Download some of it here:

Tuesday, June 18, 2013

EP Grab Bag vol. 33

Some of these releases are fully fledged records, but in an attempt to catch up on some of the backlog, here they are in brief. 

A nice slab of twinkly goodness from Alabama. I think I referenced the Appleseed Cast in another review a few weeks back, but those Low Level Owl records must have made quite the impact on impressionable young musicians some years back. As for this record, you get lots of long songs with dueling guitars picking very pretty yet forlorn melodies that slowly build to an pleasing crescendo. My favorite track happens to be the last one (“Let’s Not Rush Out and Tell Everyone”), as it perfectly wraps up this strong set.

I have been told that cities around Italy have been experiencing some interesting punk sounds for the last two decades, but as I have never been I simply have to take people’s word for it. If I did happen to drop in on some anarchist squat and heard the sounds Vacanza produce come through the sound system, I would be tickled. The group produces music on the screamy end of what we used to call Emo back in the late 90s. You know, lots of Dischord and Level Plane Records influences. I really enjoy that the group sings in their native tongue and doesn’t try to play to a foreign market’s expectations.

Another great release from Sweden’s best current outsider folkster. Like a lot of outsider art, a lot of these songs sound like sketches produced in the bought of mental illness, drugs, or all of the above. In the case of Horrible Houses, the music has a remote, stoned feeling to it that helps capture in my mind what the frozen wilderness of Sweden must look like in the summer. “The Rebuilding of the Adelphi Rolling Grist Mill” was the track that called out to me more than once.  

Back to Los Angeles for some more weird pop jams. I came across Lou Breed back in February when someone at Burgerama told me that I would probably like the band, but with all the cheap beer and garage rock I was digesting that night I forgot the band’s name. This is a pleasant but odd surprise. Songs like “Fellow Americans” sound like they could have been on a popular 80s rock station if a few of the song’s elements were adjusted for a mainstream audience. It’s odd, it’s weird, it’s good. 

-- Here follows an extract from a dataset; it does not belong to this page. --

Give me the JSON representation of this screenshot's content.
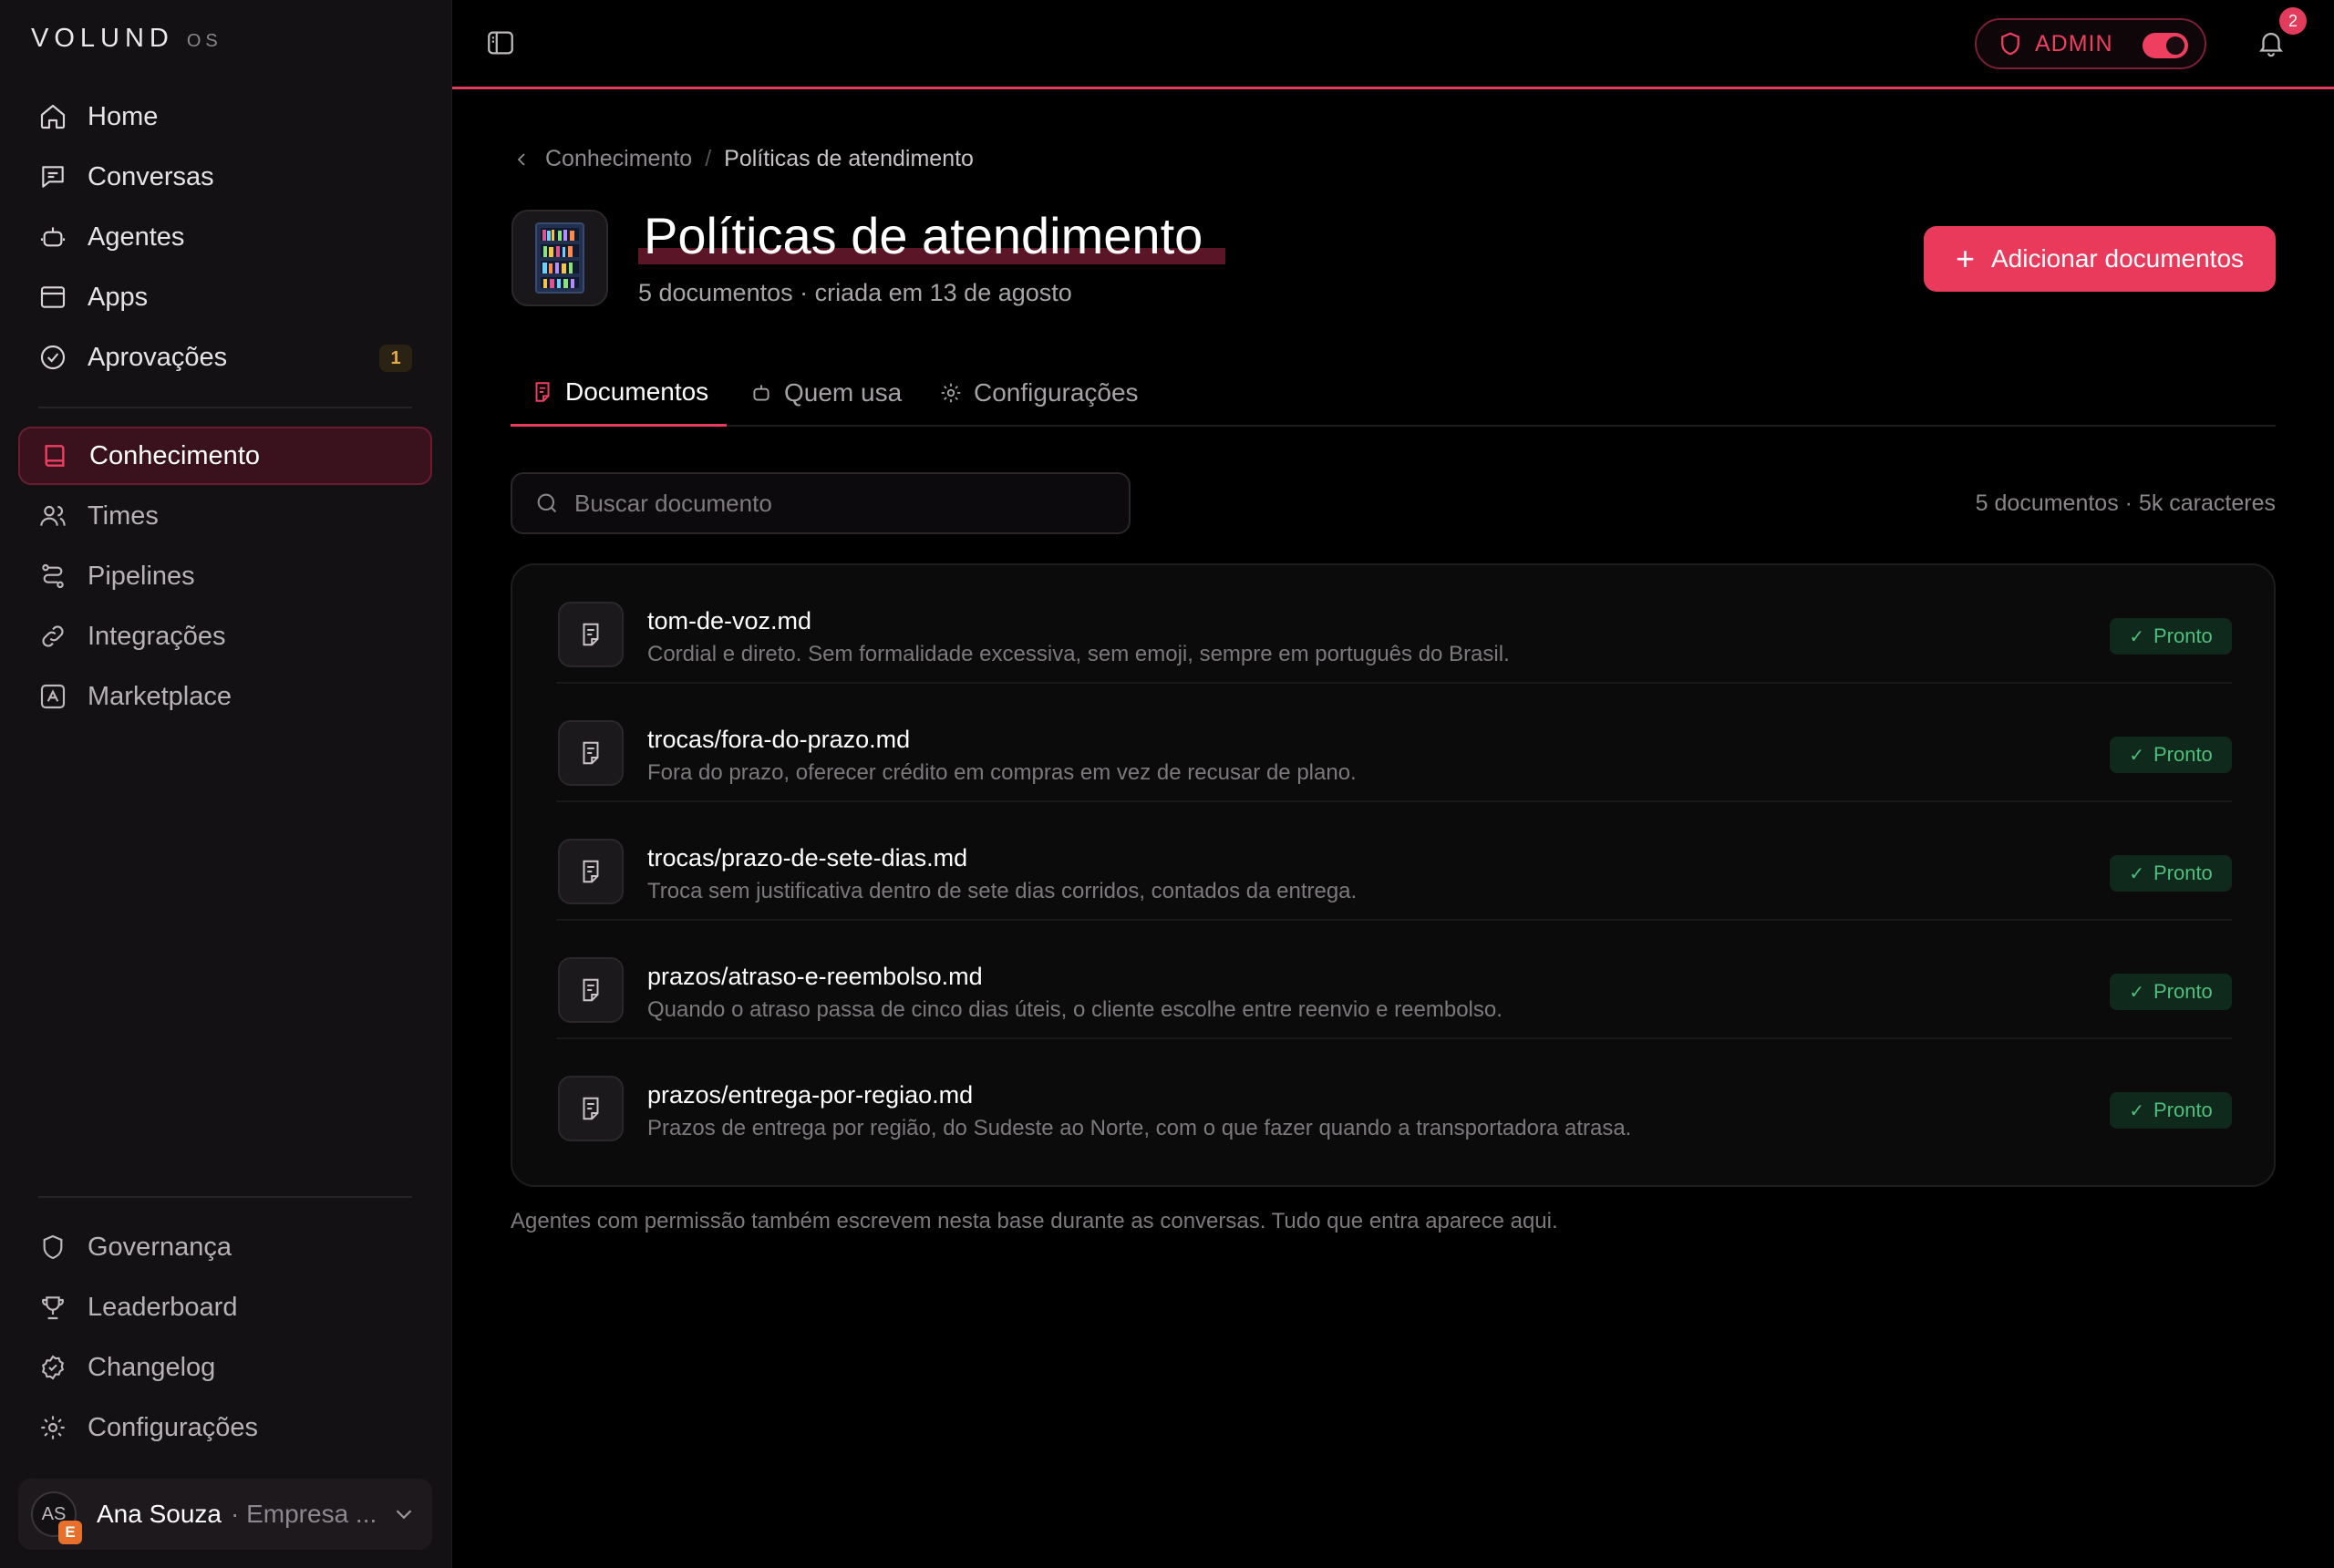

I generally like to end my listening session with something evil or satanic. You have to keep rock and roll evil kids! Czar Rose is a group from Los Angeles that throw together gloomy, electronically influenced pop songs that are on the light end of psychedlia. The lyrics and synth lines create a chant like result that is efficient in setting the tone the group is clearly looking for. When the demonic vocals come in with a rap cadence on “Music Comes (Alive)”, you know you are entering the fourth level of hell.

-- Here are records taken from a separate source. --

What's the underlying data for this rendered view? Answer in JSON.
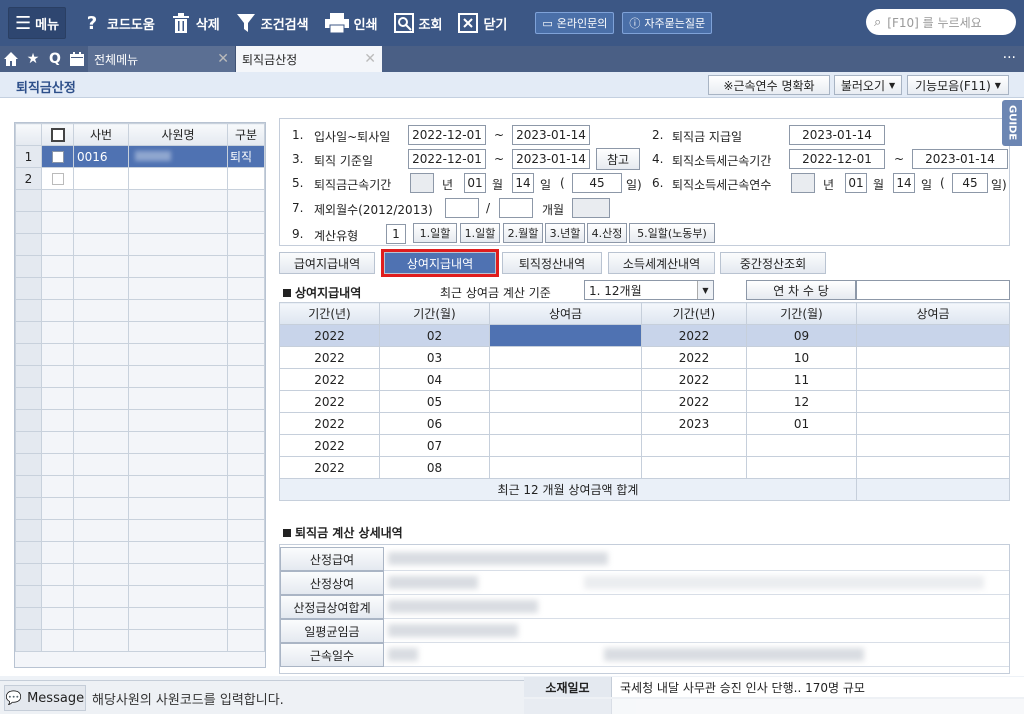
{
  "toolbar": {
    "menu": "메뉴",
    "code_help": "코드도움",
    "delete": "삭제",
    "condition_search": "조건검색",
    "print": "인쇄",
    "lookup": "조회",
    "close": "닫기",
    "online_inquiry": "온라인문의",
    "faq": "자주묻는질문",
    "search_placeholder": "[F10] 를 누르세요"
  },
  "tabs": {
    "all_menu": "전체메뉴",
    "active": "퇴직금산정"
  },
  "header": {
    "title": "퇴직금산정",
    "btn_clarify": "※근속연수 명확화",
    "btn_load": "불러오기",
    "btn_functions": "기능모음(F11)",
    "guide": "GUIDE"
  },
  "employees": {
    "columns": [
      "사번",
      "사원명",
      "구분"
    ],
    "rows": [
      {
        "no": "1",
        "id": "0016",
        "type": "퇴직"
      },
      {
        "no": "2",
        "id": "",
        "type": ""
      }
    ]
  },
  "form": {
    "l1": "1.",
    "l1_label": "입사일~퇴사일",
    "hire_date": "2022-12-01",
    "tilde": "~",
    "leave_date": "2023-01-14",
    "l2": "2.",
    "l2_label": "퇴직금 지급일",
    "pay_date": "2023-01-14",
    "l3": "3.",
    "l3_label": "퇴직 기준일",
    "base_from": "2022-12-01",
    "base_to": "2023-01-14",
    "ref_btn": "참고",
    "l4": "4.",
    "l4_label": "퇴직소득세근속기간",
    "tax_from": "2022-12-01",
    "tax_to": "2023-01-14",
    "l5": "5.",
    "l5_label": "퇴직금근속기간",
    "svc_years": "",
    "svc_months": "01",
    "svc_days": "14",
    "svc_total": "45",
    "u_year": "년",
    "u_month": "월",
    "u_day": "일",
    "paren_open": "(",
    "u_day_close": "일)",
    "l6": "6.",
    "l6_label": "퇴직소득세근속연수",
    "tax_years": "",
    "tax_months": "01",
    "tax_days": "14",
    "tax_total": "45",
    "l7": "7.",
    "l7_label": "제외월수(2012/2013)",
    "slash": "/",
    "excl_unit": "개월",
    "l9": "9.",
    "l9_label": "계산유형",
    "calc_type": "1",
    "calc_opts": [
      "1.일할",
      "1.일할",
      "2.월할",
      "3.년할",
      "4.산정",
      "5.일할(노동부)"
    ]
  },
  "subtabs": [
    "급여지급내역",
    "상여지급내역",
    "퇴직정산내역",
    "소득세계산내역",
    "중간정산조회"
  ],
  "bonus": {
    "section_title": "상여지급내역",
    "recent_label": "최근 상여금 계산 기준",
    "recent_value": "1. 12개월",
    "annual_allowance": "연 차 수 당",
    "headers": [
      "기간(년)",
      "기간(월)",
      "상여금",
      "기간(년)",
      "기간(월)",
      "상여금"
    ],
    "left": [
      {
        "y": "2022",
        "m": "02"
      },
      {
        "y": "2022",
        "m": "03"
      },
      {
        "y": "2022",
        "m": "04"
      },
      {
        "y": "2022",
        "m": "05"
      },
      {
        "y": "2022",
        "m": "06"
      },
      {
        "y": "2022",
        "m": "07"
      },
      {
        "y": "2022",
        "m": "08"
      }
    ],
    "right": [
      {
        "y": "2022",
        "m": "09"
      },
      {
        "y": "2022",
        "m": "10"
      },
      {
        "y": "2022",
        "m": "11"
      },
      {
        "y": "2022",
        "m": "12"
      },
      {
        "y": "2023",
        "m": "01"
      },
      {
        "y": "",
        "m": ""
      },
      {
        "y": "",
        "m": ""
      }
    ],
    "total_label": "최근 12 개월 상여금액 합계"
  },
  "detail": {
    "section_title": "퇴직금 계산 상세내역",
    "rows": [
      "산정급여",
      "산정상여",
      "산정급상여합계",
      "일평균임금",
      "근속일수"
    ]
  },
  "footer": {
    "message_btn": "Message",
    "message_text": "해당사원의 사원코드를 입력합니다.",
    "row1_label": "소재일모",
    "row1_value": "국세청 내달 사무관 승진 인사 단행.. 170명 규모"
  }
}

Space Mountain - Ferry Lane (2013)

How could we pass up reviewing a record from a band called SPACE MOUNTAIN? This Connecticut band’s name says it all and fits comfortably on the ledge of a rock mountain reaching towards the stars. I am getting a noteworthy early-90s indie vibe from these lovely lads on their first release. There is a love for the lo-fi and the jangly riffs that dominated college radio stations 20 years ago. Best of all, the record never takes itself too serious, allowing the group to let it all hang out and enjoy some sloppy jamming. Just listen to the standout track “There U Are” to get a sense of what I mean with its mumbled, half-drunken vocal delivery and whistle-backed harmony. This stuff should make you want to pull out your 4-track and Pavement records and pound away to your heart’s content.